Benzin ist ein flüchtiger Stoff. AutofahrerInnen merken das beim Tanken daran, dass ihnen der aromatische Kohlenwasserstoff Benzol in die Nase steigt. Das frische Benzin verdrängt verdampfte Reste des alten aus dem Tank. Bevor Anfang der 90er Jahre das Absaugen dieser Dämpfe vorgeschrieben wurde, gelangten jährlich 45.000 Tonnen Benzin auf diese Weise in die Luft. Benzol ist krebserregend. Überdies trägt der Dampf zur Bildung von Ozon und damit zum Sommersmog bei. Mit dem Absaugen durch ein dünnes Röhrchen an der Zapfpistole sollten drei Viertel des Benzin-Gases in die Lagertanks der Tankstellen geleitet werden.
Stichproben an Zapfsäulen zeigten allerdings, dass die Absaug-Anlagen nur bei der Hälfte der Fälle funktionierten, so dass sich die Behörden entschlossen, alle 230 großen Tankstellen der Stadt zu überprüfen. Die erste Testphase bei 50 Tankstellen in der ganzen Stadt ergab ein erschreckendes Bild: Bei jedem fünften Zapfschlauch funktionierte das Absaugen nicht.

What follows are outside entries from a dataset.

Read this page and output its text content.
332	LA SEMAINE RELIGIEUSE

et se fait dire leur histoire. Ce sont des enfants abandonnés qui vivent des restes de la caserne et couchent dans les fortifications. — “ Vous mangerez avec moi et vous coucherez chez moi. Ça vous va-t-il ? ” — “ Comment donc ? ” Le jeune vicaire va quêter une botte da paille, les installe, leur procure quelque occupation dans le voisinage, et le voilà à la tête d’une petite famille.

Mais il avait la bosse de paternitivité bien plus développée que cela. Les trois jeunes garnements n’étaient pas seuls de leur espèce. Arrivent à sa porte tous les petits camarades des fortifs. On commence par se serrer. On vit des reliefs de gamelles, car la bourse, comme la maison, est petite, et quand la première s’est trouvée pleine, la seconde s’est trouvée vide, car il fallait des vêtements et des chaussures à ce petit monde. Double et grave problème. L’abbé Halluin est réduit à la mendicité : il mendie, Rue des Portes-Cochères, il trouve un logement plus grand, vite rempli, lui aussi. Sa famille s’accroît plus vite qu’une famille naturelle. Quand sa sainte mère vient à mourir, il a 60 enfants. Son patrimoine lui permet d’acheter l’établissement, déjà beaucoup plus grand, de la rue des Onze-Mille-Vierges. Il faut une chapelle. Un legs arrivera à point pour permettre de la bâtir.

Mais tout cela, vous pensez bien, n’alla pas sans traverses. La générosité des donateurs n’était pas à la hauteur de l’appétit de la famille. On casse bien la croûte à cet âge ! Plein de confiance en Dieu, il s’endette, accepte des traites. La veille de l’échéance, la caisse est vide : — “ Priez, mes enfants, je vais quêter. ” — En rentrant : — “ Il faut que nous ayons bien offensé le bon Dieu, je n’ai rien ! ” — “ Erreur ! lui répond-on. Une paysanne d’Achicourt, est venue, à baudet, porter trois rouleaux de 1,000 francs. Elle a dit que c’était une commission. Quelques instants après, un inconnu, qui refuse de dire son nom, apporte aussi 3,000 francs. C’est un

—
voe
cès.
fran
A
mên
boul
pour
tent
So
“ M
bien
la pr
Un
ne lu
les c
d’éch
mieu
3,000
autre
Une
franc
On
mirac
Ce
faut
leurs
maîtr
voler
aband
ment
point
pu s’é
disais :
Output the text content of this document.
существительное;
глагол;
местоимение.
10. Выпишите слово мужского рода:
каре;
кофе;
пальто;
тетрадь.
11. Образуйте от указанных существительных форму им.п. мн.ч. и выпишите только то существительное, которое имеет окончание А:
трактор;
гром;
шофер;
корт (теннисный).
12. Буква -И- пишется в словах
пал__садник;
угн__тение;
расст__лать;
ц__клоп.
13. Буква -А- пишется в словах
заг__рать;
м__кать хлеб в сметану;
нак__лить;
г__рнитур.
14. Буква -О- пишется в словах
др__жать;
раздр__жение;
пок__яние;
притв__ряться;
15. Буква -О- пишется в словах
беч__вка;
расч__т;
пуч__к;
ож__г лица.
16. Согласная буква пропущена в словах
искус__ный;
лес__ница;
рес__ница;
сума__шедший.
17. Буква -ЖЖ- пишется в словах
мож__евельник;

In vielen Fällen sei unausgereifte Technik eingesetzt worden, monierten die Gutachter. „Die Hersteller sind bis heute nicht in der Lage, standfeste Pumpen herzustellen“, klagt Gerhard Sasse vom Mineralölwirtschaftsverband, der die großen Ölkonzerne vertritt. Die Pumpen fielen ständig aus.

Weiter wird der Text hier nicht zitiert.